Dos 919,6 mil presos existentes hoje no Brasil, 867 mil são homens e 49 mil, mulheres. O número de mulheres presas hoje é quase oito vezes maior do que era em 2000. Passou de 5,6 mil para os atuais 49 mil. Segundo dados de 2021, 57% delas foram condenadas por ações ligadas ao tráfico de drogas e 11,6% estavam envolvidas em crimes violentos, como homicídio e latrocínio (roubo seguido por morte). “A vida das mulheres nas unidades prisionais é extremamente cruel e torturante. E quando falo tortura não me refiro apenas à agressão física. Torturar alguém é privá-lo de serviços básicos, como falta de água, e de itens de higiene, como absorventes femininos. Milhares de mulheres estão confinadas sem a mínima dignidade. O encarceramento feminino tem crescido exponencialmente. É resultado de uma política criminal misógina e genocida que ataca, inclusive, mães e gestantes”, observa Rosilda.
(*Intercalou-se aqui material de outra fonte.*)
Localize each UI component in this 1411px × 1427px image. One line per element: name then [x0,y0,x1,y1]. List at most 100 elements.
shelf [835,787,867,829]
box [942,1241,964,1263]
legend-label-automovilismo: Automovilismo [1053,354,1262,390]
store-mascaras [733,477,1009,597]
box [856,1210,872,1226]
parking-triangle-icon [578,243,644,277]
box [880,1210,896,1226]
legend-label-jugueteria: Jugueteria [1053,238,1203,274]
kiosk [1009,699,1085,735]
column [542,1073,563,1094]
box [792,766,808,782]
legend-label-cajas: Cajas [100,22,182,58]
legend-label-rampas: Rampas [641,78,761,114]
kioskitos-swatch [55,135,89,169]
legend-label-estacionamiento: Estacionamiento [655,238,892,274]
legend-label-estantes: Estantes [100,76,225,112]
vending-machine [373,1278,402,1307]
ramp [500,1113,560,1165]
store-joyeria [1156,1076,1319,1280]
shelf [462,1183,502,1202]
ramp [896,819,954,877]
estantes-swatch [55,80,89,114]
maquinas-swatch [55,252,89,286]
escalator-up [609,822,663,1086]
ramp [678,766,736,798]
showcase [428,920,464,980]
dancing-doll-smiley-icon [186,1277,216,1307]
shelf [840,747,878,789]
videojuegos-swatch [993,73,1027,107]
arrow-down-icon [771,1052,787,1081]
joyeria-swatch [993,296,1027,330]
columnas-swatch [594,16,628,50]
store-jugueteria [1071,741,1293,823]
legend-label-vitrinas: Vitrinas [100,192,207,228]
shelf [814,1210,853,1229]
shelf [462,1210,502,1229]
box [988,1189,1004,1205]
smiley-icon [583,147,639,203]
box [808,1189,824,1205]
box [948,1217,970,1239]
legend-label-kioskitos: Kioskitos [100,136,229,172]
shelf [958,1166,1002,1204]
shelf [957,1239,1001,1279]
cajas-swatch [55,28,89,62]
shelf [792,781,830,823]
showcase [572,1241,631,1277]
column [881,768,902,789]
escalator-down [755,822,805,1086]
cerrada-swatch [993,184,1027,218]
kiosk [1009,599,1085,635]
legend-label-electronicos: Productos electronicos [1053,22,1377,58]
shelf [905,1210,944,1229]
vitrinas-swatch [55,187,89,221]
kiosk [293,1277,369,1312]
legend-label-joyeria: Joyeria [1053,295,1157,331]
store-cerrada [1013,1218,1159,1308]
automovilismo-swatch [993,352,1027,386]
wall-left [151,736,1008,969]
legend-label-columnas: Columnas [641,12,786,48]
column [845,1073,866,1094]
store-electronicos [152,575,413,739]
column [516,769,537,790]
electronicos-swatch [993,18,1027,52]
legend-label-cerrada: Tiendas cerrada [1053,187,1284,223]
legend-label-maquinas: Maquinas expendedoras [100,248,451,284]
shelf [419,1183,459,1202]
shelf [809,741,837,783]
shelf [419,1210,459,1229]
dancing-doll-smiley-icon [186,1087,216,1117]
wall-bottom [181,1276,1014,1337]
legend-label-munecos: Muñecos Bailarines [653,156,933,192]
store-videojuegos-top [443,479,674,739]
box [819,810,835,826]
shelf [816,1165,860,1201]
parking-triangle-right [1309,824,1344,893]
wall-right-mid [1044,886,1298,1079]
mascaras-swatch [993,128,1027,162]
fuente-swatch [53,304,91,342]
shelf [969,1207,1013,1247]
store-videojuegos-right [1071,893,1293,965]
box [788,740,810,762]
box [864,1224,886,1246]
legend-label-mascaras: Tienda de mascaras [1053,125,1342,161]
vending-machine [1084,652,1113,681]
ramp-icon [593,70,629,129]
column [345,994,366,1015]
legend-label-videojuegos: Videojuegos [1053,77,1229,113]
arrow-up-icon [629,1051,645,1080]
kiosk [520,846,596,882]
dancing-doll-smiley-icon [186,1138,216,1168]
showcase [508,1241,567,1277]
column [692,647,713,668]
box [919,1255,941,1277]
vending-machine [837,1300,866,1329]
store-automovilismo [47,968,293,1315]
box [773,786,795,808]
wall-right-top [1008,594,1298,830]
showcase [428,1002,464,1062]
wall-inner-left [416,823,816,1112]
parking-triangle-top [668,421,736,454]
O número de presos no sistema carcerário brasileiro poderia ser menor se os presídios fossemreservados a criminosos de alta periculosidade, que representam ameaça real à sociedade. Estima-se que 42% das mulheres e 24% dos homens presos estão atrás das grades por terem sido flagrados com pequenas quantidades de drogas, resultado de uma lei antidrogas que não distingue traficante de usuário. “O sistema prisional como está, punitivo e vingativo, em nada ajuda a pessoa a se libertar daquilo que a condenou. Já que algumas pessoas ‘precisam’ ficar encarceradas, que tenham condições dignas para cumprir suas penas e evitar a reincidência”, afirma Rosilda.
“Se eu pudesse mudar algo no sistema carcerário brasileiro, o que eu mudaria? Bem, eu acabaria com ele. Pode parecer utopia, mas utopia mesmo é acreditar que as prisões oferecem algum tipo de solução para a criminalidade. Nada disso! Elas alimentam esse ciclo diabólico de violência. O sonho de Deus é um mundo sem cárceres”, diz Irmã Petra.